Data Eng Weekly

Hadoop Weekly Issue #55

02 February 2014

There were a lot of big announcements this week, including the release of MapR 3.1 and Alticscale’s public launch. There were also a number of articles around the promise of Hadoop 2.0/YARN—hopefully folks will start sharing their production success stories soon, too. And Next Big Sound has shared a detailed look into their big data architecture, which is one of several interesting technical reads. Enjoy!


Eric Czech, Chief Architect of Next Big Sound, has written about the evolution of their big data infrastructure. The post is full of interesting information from their network topology to colo provider to how they store and version data in HDFS to analysis with Pig to serving data stored in HBase using Finagle.

BeyeNetwork has a post on an often overlooked differentiator between SQL-on-Hadoop systems and proprietary database systems. In proprietary systems, the query engine, storage format, and file systems are typically tightly coupled. Conversely, many of the SQL-on-Hadoop systems use the Hive Metastore to find data on HDFS and for discovering storage formats. Since the storage layer and storage formats are decoupled from the query engines, it’s easy to switch between e.g. Impala and Hive and Presto.

The Cloudera blog has a guest post by Christian Javet on configuring a four-node virtualized Hadoop cluster using Virtualbox running CentOS 6.5 and Cloudera Manager. The post walks through the various networking and ssh settings required to configure the base image and how to install and access Cloudera Manager, HUE, and more.

The Hortonworks blog has a post about their partnership with Sqrrl, the company offering commercial support of Apache Accumulo. The post talks about some of the applications that have been built atop of Sqrrl Enterprise and HDP, the reference architecture for HDP and Sqrrl Enterprise, and some of the features of Sqrrl Enterprise not found in Apache Accumulo.

MapR supports 5 different SQL-on-Hadoop technologies as part of their distribution. Given the large number of possible solutions, MapR has posted a detailed comparison to help users choose the best technology for their problem. The page covers Hive, Drill, Impala, Presto, and Shark across categories like SQL completeness and UDF support.

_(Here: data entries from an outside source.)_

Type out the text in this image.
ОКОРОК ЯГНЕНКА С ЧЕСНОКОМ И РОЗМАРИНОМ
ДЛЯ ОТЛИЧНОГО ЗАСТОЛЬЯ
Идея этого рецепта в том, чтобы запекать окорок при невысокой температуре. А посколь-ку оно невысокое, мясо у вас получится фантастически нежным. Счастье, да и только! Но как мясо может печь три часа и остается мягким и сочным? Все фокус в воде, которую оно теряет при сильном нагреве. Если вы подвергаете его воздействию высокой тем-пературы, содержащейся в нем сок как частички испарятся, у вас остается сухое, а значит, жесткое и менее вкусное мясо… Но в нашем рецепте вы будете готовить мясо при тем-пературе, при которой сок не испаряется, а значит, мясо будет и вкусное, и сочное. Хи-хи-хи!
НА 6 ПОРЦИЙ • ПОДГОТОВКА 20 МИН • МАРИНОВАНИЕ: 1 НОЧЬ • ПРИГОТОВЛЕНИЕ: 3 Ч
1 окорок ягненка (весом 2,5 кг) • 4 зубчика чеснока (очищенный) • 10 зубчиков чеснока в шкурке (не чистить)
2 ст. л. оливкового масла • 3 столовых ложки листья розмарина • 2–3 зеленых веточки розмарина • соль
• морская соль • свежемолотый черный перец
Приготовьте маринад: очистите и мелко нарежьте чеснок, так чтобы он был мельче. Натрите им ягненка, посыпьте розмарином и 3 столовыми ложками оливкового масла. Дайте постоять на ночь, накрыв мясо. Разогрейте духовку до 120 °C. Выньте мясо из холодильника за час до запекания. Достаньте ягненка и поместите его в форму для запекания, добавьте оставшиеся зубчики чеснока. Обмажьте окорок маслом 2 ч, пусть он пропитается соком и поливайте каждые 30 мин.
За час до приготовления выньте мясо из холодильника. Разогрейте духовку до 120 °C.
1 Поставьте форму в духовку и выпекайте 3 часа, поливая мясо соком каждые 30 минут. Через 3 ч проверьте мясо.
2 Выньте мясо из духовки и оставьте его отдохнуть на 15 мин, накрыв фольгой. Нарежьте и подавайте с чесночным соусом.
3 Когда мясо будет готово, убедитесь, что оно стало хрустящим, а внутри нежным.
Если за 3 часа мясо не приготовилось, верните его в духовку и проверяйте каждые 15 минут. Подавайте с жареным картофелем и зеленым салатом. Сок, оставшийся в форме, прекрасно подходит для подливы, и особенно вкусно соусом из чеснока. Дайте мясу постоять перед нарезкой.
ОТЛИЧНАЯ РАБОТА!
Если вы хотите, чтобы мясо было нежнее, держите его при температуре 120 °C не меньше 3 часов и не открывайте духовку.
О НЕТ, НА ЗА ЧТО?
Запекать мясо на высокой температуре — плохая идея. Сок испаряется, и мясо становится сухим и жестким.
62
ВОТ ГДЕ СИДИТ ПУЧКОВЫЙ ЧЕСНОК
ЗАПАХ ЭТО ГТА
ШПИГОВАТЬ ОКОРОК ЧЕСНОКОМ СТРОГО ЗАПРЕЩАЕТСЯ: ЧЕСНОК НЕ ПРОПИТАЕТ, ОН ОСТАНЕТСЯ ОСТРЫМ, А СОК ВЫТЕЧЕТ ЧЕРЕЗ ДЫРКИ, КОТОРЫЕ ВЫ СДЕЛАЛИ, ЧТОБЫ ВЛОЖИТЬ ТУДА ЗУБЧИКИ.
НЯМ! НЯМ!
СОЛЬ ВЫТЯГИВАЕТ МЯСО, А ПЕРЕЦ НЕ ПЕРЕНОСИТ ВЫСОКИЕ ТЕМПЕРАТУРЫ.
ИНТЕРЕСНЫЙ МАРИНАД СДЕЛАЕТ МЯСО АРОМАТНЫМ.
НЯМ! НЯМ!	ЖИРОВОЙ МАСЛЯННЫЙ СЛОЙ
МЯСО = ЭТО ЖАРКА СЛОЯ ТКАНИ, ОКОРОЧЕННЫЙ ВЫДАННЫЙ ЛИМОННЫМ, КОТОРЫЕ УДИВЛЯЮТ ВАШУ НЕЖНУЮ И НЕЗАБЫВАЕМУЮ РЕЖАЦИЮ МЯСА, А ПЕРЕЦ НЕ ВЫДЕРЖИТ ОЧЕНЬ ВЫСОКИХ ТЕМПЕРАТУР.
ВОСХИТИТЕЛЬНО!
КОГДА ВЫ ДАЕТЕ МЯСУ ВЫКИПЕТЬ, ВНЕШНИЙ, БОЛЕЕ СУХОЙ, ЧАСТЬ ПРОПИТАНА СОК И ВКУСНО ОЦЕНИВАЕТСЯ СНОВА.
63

Concurrent CEO Gary Nakamura has written an article for Wired with the provocative title “Why Hadoop Only Solves a Third of Growing Pains for Big Data.” Gary explains how most companies get stuck in the “dark valley of Hadoop”—they have lots of data in Hadoop, but finding answers requires time-intensive implementation. He then goes on to talk about ways to get out of the dark valley, in which he talks through a number of ecosystem libraries and tools (and their shortcomings).

The Call for Papers for HBaseCon 2014 ends in under two weeks. The Cloudera blog has a post with some tips for writing a good proposal based upon tips from the HBaseCon Programming Committee. Some of the tips are HBase specific, but there are good ideas for any conference proposal that you might be writing.

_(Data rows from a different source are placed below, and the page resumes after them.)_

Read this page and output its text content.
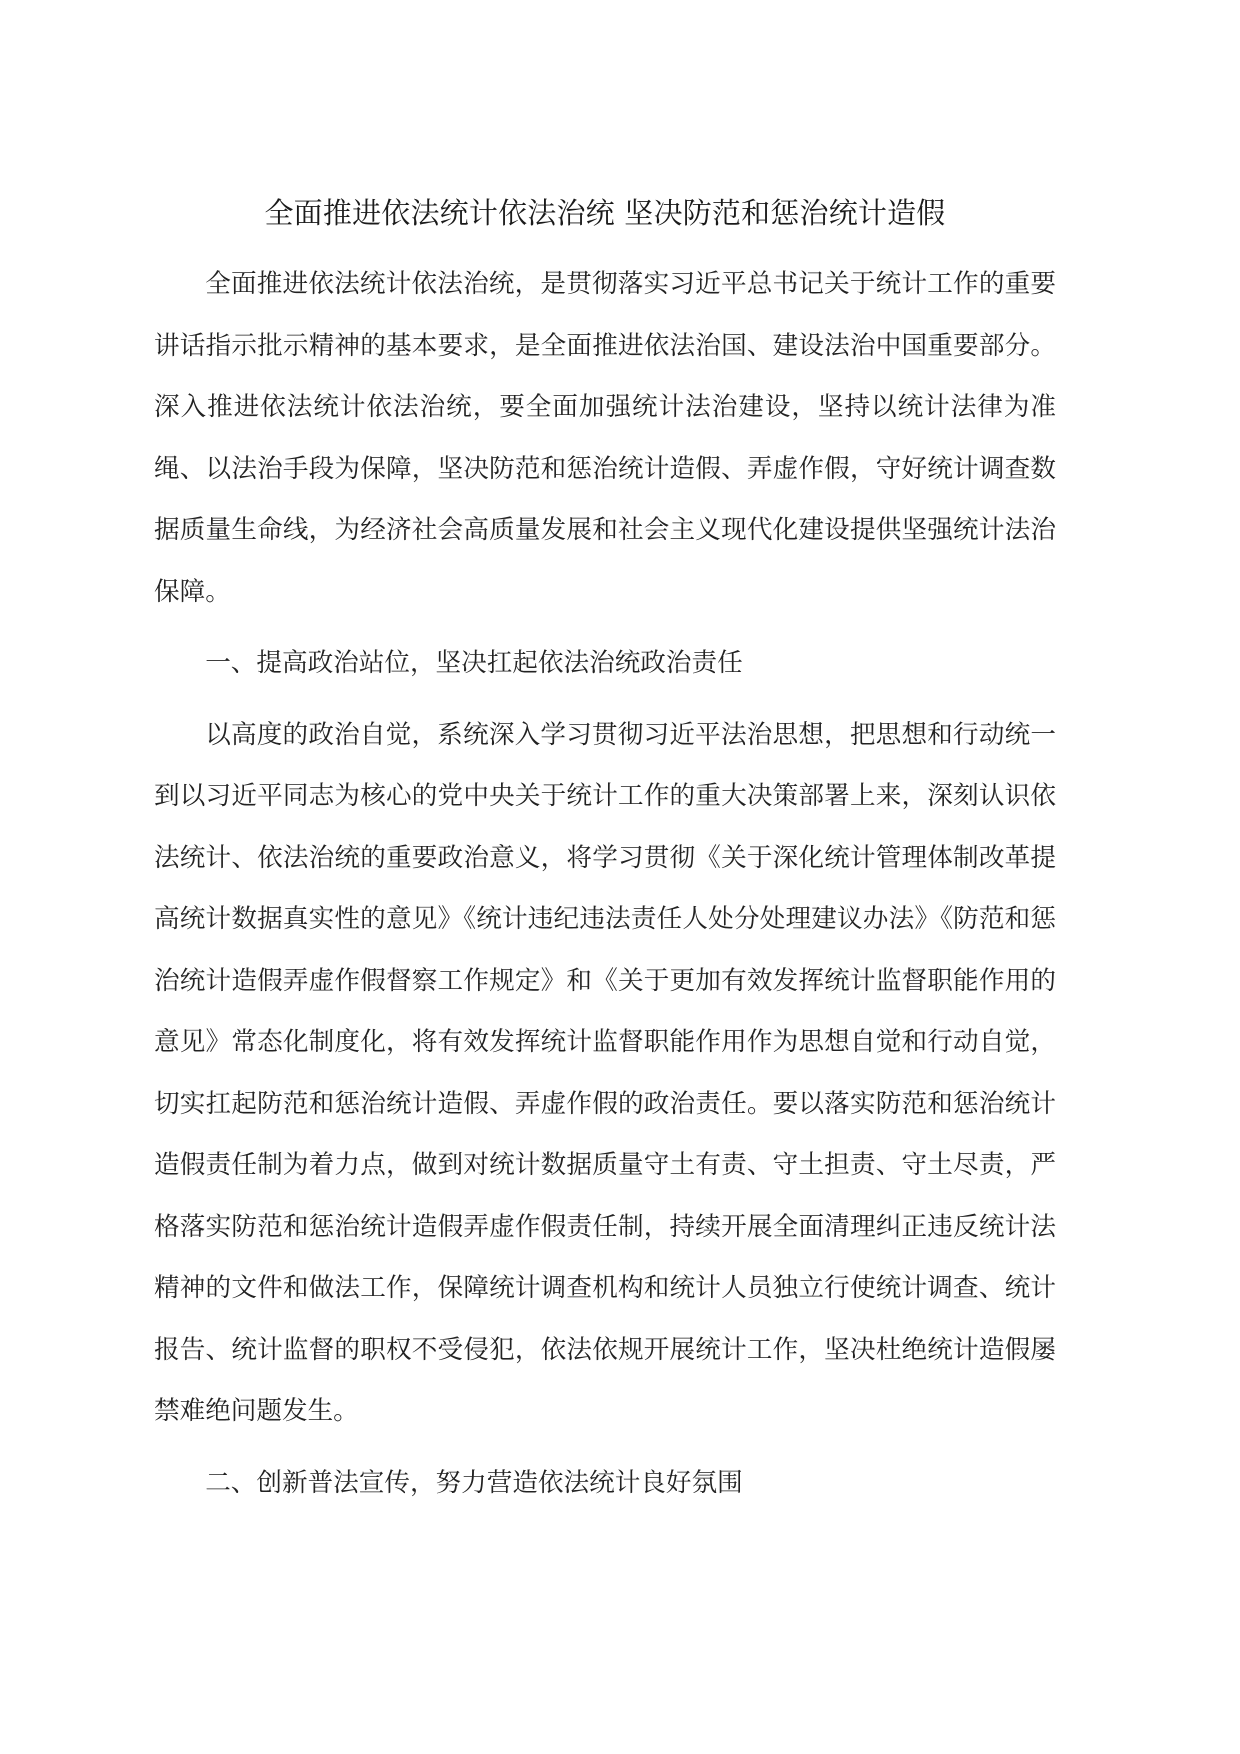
全面推进依法统计依法治统 坚决防范和惩治统计造假

全面推进依法统计依法治统，是贯彻落实习近平总书记关于统计工作的重要讲话指示批示精神的基本要求，是全面推进依法治国、建设法治中国重要部分。深入推进依法统计依法治统，要全面加强统计法治建设，坚持以统计法律为准绳、以法治手段为保障，坚决防范和惩治统计造假、弄虚作假，守好统计调查数据质量生命线，为经济社会高质量发展和社会主义现代化建设提供坚强统计法治保障。

一、提高政治站位，坚决扛起依法治统政治责任

以高度的政治自觉，系统深入学习贯彻习近平法治思想，把思想和行动统一到以习近平同志为核心的党中央关于统计工作的重大决策部署上来，深刻认识依法统计、依法治统的重要政治意义，将学习贯彻《关于深化统计管理体制改革提高统计数据真实性的意见》《统计违纪违法责任人处分处理建议办法》《防范和惩治统计造假弄虚作假督察工作规定》和《关于更加有效发挥统计监督职能作用的意见》常态化制度化，将有效发挥统计监督职能作用作为思想自觉和行动自觉，切实扛起防范和惩治统计造假、弄虚作假的政治责任。要以落实防范和惩治统计造假责任制为着力点，做到对统计数据质量守土有责、守土担责、守土尽责，严格落实防范和惩治统计造假弄虚作假责任制，持续开展全面清理纠正违反统计法精神的文件和做法工作，保障统计调查机构和统计人员独立行使统计调查、统计报告、统计监督的职权不受侵犯，依法依规开展统计工作，坚决杜绝统计造假屡禁难绝问题发生。

二、创新普法宣传，努力营造依法统计良好氛围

Datanami has a post with five reasons to use Hadoop and five not to. The pro-Hadoop reasons are ones that most of us have heard before, such as “Your Data Sets are really big.” Likewise, the con-Hadoop reasons are also ones that have been thrown around for years, such as “You Need Answer in a Hurry.” What’s interesting and promising, though, is that while maybe of the con-Hadoop reasons have been true for a while, 2014 (or perhaps soon after) will see major improvements or resolutions in these areas.

Concurrent, developers of Cascading, have announced that they’re joining the Rackspace Partner Network. Based upon the press release, it sounds like the goal is to make it easier to deploy Cascading applications within the Rackspace cloud.

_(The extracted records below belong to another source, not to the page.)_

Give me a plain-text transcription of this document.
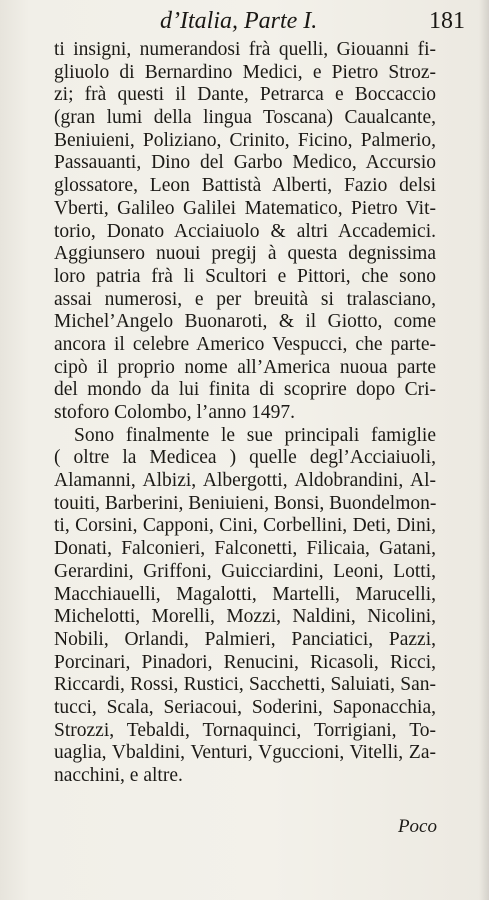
d’Italia, Parte I.	181
ti insigni, numerandosi frà quelli, Giouanni fi-
gliuolo di Bernardino Medici, e Pietro Stroz-
zi; frà questi il Dante, Petrarca e Boccaccio
(gran lumi della lingua Toscana) Caualcante,
Beniuieni, Poliziano, Crinito, Ficino, Palmerio,
Passauanti, Dino del Garbo Medico, Accursio
glossatore, Leon Battistà Alberti, Fazio delsi
Vberti, Galileo Galilei Matematico, Pietro Vit-
torio, Donato Acciaiuolo & altri Accademici.
Aggiunsero nuoui pregij à questa degnissima
loro patria frà li Scultori e Pittori, che sono
assai numerosi, e per breuità si tralasciano,
Michel’Angelo Buonaroti, & il Giotto, come
ancora il celebre Americo Vespucci, che parte-
cipò il proprio nome all’America nuoua parte
del mondo da lui finita di scoprire dopo Cri-
stoforo Colombo, l’anno 1497.
Sono finalmente le sue principali famiglie
( oltre la Medicea ) quelle degl’Acciaiuoli,
Alamanni, Albizi, Albergotti, Aldobrandini, Al-
touiti, Barberini, Beniuieni, Bonsi, Buondelmon-
ti, Corsini, Capponi, Cini, Corbellini, Deti, Dini,
Donati, Falconieri, Falconetti, Filicaia, Gatani,
Gerardini, Griffoni, Guicciardini, Leoni, Lotti,
Macchiauelli, Magalotti, Martelli, Marucelli,
Michelotti, Morelli, Mozzi, Naldini, Nicolini,
Nobili, Orlandi, Palmieri, Panciatici, Pazzi,
Porcinari, Pinadori, Renucini, Ricasoli, Ricci,
Riccardi, Rossi, Rustici, Sacchetti, Saluiati, San-
tucci, Scala, Seriacoui, Soderini, Saponacchia,
Strozzi, Tebaldi, Tornaquinci, Torrigiani, To-
uaglia, Vbaldini, Venturi, Vguccioni, Vitelli, Za-
nacchini, e altre.
Poco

Altiscale announced their public launch this week. The company’s platform, previously in private beta, is a Hadoop-as-a-Service offering. Unlike other HaaS vendors (many of which run atop cloud systems like AWS), Altiscale runs and operates “auto-elastic" Hadoop clusters in their own data center. Customers are charged based upon the HDFS storage used and MapReduce resources consumed. Altiscale is founded by and staffs a number of ex-Yahoo employees who have experience with large-scale Hadoop deployments.

Syncsort has announced that their DMX-h ETL Edition software is now certified to run on HDP 2.0 with YARN. The software, which focusses on high-performance ETL from any source (including mainframes), is also available for evaluation in the Hortonworks Sandbox. A guest post on the Hortonworks blog has more details about why Syncsort is excited about YARN and HDP 2.0.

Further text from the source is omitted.